Highways in Kentucky were more dangerous in 2016, according to WCPO, with an increase of 9.6 percent in fatalities over 2015. These numbers come from the Kentucky Office of Highway Safety and the Kentucky State Police, who tallied the number of highway deaths in 2016 at 834, which is 73 more than were recorded in 2015. More than half of the deaths we in crashes where the deceased was not wearing a seatbelt. Motorcyclists were 90 of the fatalities, with 60 percent of those riders not wearing helmets.

Impaired or distracted driving accounted for nearly 40 percent of the deaths, with alcohol-related crashes causing 16.8 percent of fatalities and distracted driving accounting for 23 percent of the deaths. Speeding or other aggressive driving were involved in more than 36 percent of the fatalities on Kentucky highways.

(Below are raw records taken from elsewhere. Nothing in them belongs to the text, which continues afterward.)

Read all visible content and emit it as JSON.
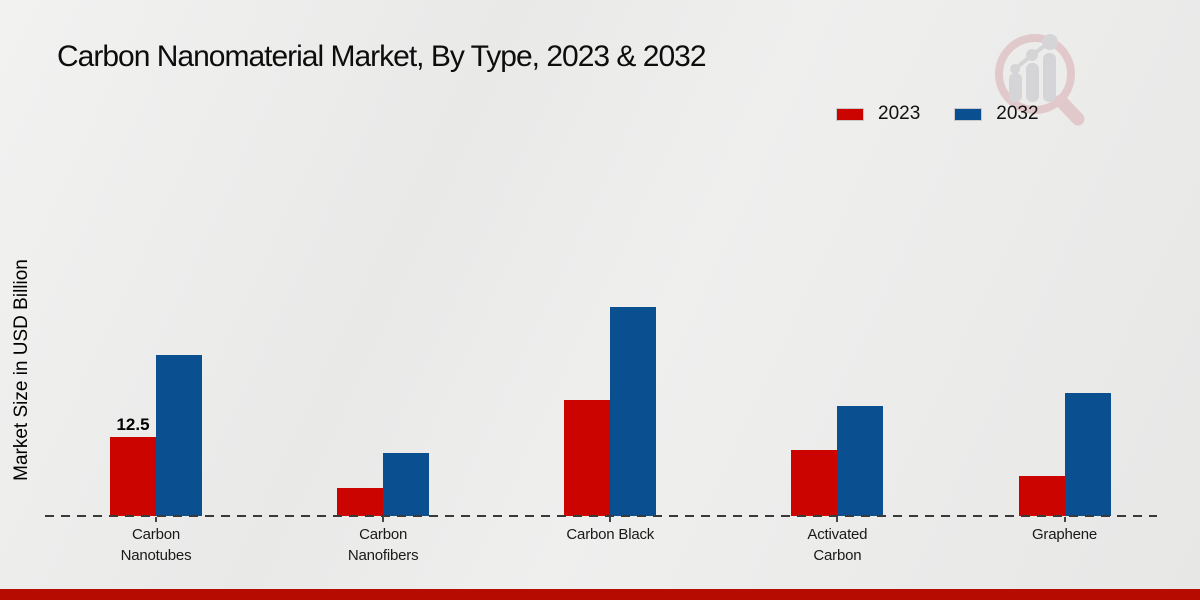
{
  "page": {
    "title": "Carbon Nanomaterial Market, By Type, 2023 & 2032",
    "ylabel": "Market Size in USD Billion",
    "footer_band_color": "#b50b00"
  },
  "icons": {
    "logo": "magnifier-bar-chart-logo"
  },
  "chart_data": {
    "type": "bar",
    "title": "Carbon Nanomaterial Market, By Type, 2023 & 2032",
    "xlabel": "",
    "ylabel": "Market Size in USD Billion",
    "unit": "USD Billion",
    "categories": [
      "Carbon Nanotubes",
      "Carbon Nanofibers",
      "Carbon Black",
      "Activated Carbon",
      "Graphene"
    ],
    "series": [
      {
        "name": "2023",
        "color": "#cc0400",
        "values": [
          12.5,
          4.4,
          18.4,
          10.4,
          6.3
        ],
        "value_labels": [
          "12.5",
          "",
          "",
          "",
          ""
        ]
      },
      {
        "name": "2032",
        "color": "#0a4f8f",
        "values": [
          25.6,
          10.0,
          33.2,
          17.4,
          19.5
        ],
        "value_labels": [
          "",
          "",
          "",
          "",
          ""
        ]
      }
    ],
    "ylim": [
      0,
      35
    ],
    "grid": false,
    "baseline_style": "dashed",
    "legend_position": "top-right"
  }
}
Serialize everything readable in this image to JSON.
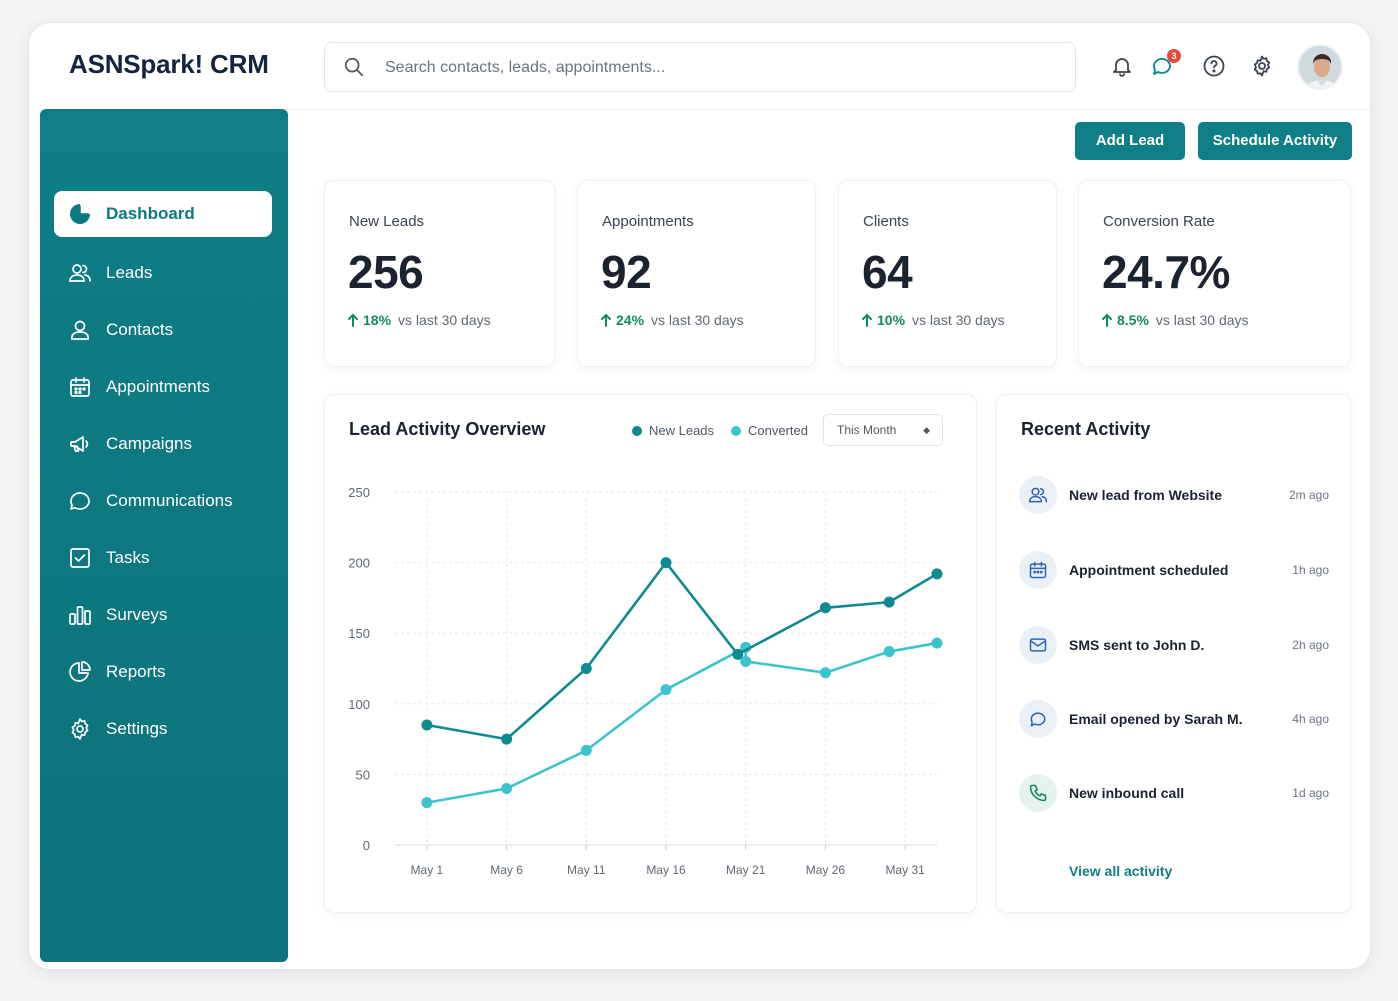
{
  "app": {
    "title": "ASNSpark! CRM"
  },
  "search": {
    "placeholder": "Search contacts, leads, appointments..."
  },
  "header": {
    "notification_count": "3"
  },
  "sidebar": {
    "items": [
      {
        "label": "Dashboard",
        "icon": "pie-chart-icon",
        "active": true
      },
      {
        "label": "Leads",
        "icon": "users-icon"
      },
      {
        "label": "Contacts",
        "icon": "user-icon"
      },
      {
        "label": "Appointments",
        "icon": "calendar-icon"
      },
      {
        "label": "Campaigns",
        "icon": "megaphone-icon"
      },
      {
        "label": "Communications",
        "icon": "chat-bubble-icon"
      },
      {
        "label": "Tasks",
        "icon": "checkbox-icon"
      },
      {
        "label": "Surveys",
        "icon": "bar-survey-icon"
      },
      {
        "label": "Reports",
        "icon": "report-pie-icon"
      },
      {
        "label": "Settings",
        "icon": "gear-icon"
      }
    ]
  },
  "actions": {
    "add_lead": "Add Lead",
    "schedule_activity": "Schedule Activity"
  },
  "kpis": [
    {
      "label": "New Leads",
      "value": "256",
      "change": "18%",
      "period": "vs last 30 days"
    },
    {
      "label": "Appointments",
      "value": "92",
      "change": "24%",
      "period": "vs last 30 days"
    },
    {
      "label": "Clients",
      "value": "64",
      "change": "10%",
      "period": "vs last 30 days"
    },
    {
      "label": "Conversion Rate",
      "value": "24.7%",
      "change": "8.5%",
      "period": "vs last 30 days"
    }
  ],
  "chart": {
    "title": "Lead Activity Overview",
    "range": "This Month"
  },
  "chart_data": {
    "type": "line",
    "title": "Lead Activity Overview",
    "x": [
      "May 1",
      "May 6",
      "May 11",
      "May 16",
      "May 21",
      "May 26",
      "May 31"
    ],
    "x_positions": [
      1,
      6,
      11,
      16,
      21,
      26,
      31
    ],
    "y_ticks": [
      0,
      50,
      100,
      150,
      200,
      250
    ],
    "ylim": [
      0,
      250
    ],
    "xlim": [
      -1,
      33
    ],
    "grid": true,
    "legend": "top-right",
    "series": [
      {
        "name": "New Leads",
        "color": "#0f8a8f",
        "points": [
          [
            1,
            85
          ],
          [
            6,
            75
          ],
          [
            11,
            125
          ],
          [
            16,
            200
          ],
          [
            20.5,
            135
          ],
          [
            26,
            168
          ],
          [
            30,
            172
          ],
          [
            33,
            192
          ]
        ]
      },
      {
        "name": "Converted",
        "color": "#3cc3cc",
        "points": [
          [
            1,
            30
          ],
          [
            6,
            40
          ],
          [
            11,
            67
          ],
          [
            16,
            110
          ],
          [
            21,
            140
          ],
          [
            21,
            130
          ],
          [
            26,
            122
          ],
          [
            30,
            137
          ],
          [
            33,
            143
          ]
        ]
      }
    ]
  },
  "activity": {
    "title": "Recent Activity",
    "items": [
      {
        "text": "New lead from Website",
        "time": "2m ago",
        "icon": "users-icon"
      },
      {
        "text": "Appointment scheduled",
        "time": "1h ago",
        "icon": "calendar-icon"
      },
      {
        "text": "SMS sent to John D.",
        "time": "2h ago",
        "icon": "envelope-icon"
      },
      {
        "text": "Email opened by Sarah M.",
        "time": "4h ago",
        "icon": "chat-bubble-icon"
      },
      {
        "text": "New inbound call",
        "time": "1d ago",
        "icon": "phone-icon"
      }
    ],
    "view_all": "View all activity"
  },
  "colors": {
    "brand": "#0f7e86",
    "accent_light": "#3cc3cc",
    "positive": "#138a5c",
    "badge": "#e8493a"
  }
}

With many of these deaths being avoidable, the Daily Independent calls on drivers to be more vigilant. Although alcohol-related deaths are down, in the past almost half of all road fatalities were due to drunk drivers, but nearly 17 percent of the deaths could have been avoided by not getting behind the wheel intoxicated. Cell phones account for the large uptick in distracted driving, and texting while driving is a huge issue that has put many on the roads at risk. Improved highway conditions may have led to an increase in speeding, but this can cause car accidents to be more dangerous. Diligent driving could save lives, so it is important Kentucky drivers take personal responsibility to ensure they are driving safely to keep themselves and others safe on the roads.